Implosions / Explosions – Urban Ambience
Since the 1980s the focus of architecture has titled toward the urban and more recently the territorial scale. This shift has provoked new problems for design. At its most extreme, it has required us to think about urbanization as a planetary process, which includes not only dense centres of agglomeration, but also the resource peripheries, which fuel our cities. However, it is not only the scale of urbanization that has shifted, so too have the actants which need to be included in our understanding of the urban. Architects have begun to focus on urban conditions that they rarely considered in earlier projections of urban form, such as urban ecology and urban metabolism, including the cycles of non-human forms of life and energy.
Spatial Practice – The Ambience of Social Relations
The social relations that inhabit architecture are rarely the focus of architectural design and they are certainly much more difficult to represent than the materiality of architecture itself.
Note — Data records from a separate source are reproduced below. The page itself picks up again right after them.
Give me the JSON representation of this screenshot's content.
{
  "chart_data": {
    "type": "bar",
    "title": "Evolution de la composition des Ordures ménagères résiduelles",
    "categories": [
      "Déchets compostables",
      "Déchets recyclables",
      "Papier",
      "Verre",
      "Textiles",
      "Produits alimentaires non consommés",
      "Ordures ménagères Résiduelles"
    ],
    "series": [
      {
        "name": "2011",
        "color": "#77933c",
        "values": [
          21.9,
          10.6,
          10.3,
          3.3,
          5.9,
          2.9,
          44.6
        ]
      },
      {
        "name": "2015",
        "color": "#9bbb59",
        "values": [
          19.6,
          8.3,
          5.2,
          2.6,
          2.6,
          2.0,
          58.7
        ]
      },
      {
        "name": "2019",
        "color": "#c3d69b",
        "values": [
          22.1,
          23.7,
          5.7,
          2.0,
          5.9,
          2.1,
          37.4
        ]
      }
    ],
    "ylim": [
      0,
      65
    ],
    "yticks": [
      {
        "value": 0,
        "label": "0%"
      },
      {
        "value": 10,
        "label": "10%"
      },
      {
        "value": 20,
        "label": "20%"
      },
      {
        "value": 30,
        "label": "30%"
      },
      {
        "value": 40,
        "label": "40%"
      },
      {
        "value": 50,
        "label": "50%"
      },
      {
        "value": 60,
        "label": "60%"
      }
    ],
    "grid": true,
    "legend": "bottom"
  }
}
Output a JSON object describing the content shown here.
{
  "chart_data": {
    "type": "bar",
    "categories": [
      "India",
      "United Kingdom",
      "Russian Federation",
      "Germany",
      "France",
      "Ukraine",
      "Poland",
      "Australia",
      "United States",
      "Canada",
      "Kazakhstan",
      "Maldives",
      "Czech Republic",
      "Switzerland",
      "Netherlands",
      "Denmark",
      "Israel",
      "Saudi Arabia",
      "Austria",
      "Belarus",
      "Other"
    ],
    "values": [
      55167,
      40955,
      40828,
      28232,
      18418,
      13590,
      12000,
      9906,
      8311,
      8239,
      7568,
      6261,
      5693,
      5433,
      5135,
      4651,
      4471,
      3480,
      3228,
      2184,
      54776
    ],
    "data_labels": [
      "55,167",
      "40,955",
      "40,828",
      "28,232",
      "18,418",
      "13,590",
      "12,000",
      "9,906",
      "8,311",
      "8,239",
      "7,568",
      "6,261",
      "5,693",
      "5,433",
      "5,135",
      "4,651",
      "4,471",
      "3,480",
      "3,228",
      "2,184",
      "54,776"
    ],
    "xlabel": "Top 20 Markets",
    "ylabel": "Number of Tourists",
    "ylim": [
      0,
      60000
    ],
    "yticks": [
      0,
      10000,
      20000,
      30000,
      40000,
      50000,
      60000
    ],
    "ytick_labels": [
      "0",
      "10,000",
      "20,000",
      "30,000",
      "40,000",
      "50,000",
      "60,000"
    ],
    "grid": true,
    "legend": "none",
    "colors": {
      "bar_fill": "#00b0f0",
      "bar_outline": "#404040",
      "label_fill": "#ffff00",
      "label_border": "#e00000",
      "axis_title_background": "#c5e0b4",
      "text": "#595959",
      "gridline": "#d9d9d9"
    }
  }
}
In the 1970s these questions were an important counterculture within architectural thinking, but this focus receded in the 1980s under the pressure of post-modernism. Today the problem of spatial practice has returned through the influence of critical geography, and its critique of the austerity measures and militarization, which are part and parcel of the neoliberal political economy on which architectural production is based. In this context, architects are responding to contemporary social movements like Occupy and Black Lives Matter, in order to address existing spatial problems of segregation and economic polarization.
These new representations of ambient conditions are foreshadowed in the exhibition Drawing Ambience: Alvin Boyarsky and the Architectural Association, but contemporary practices have also expanded beyond these speculative architectural representations of the 1970s and 1980s. The symposium strives to explore these emerging pathways.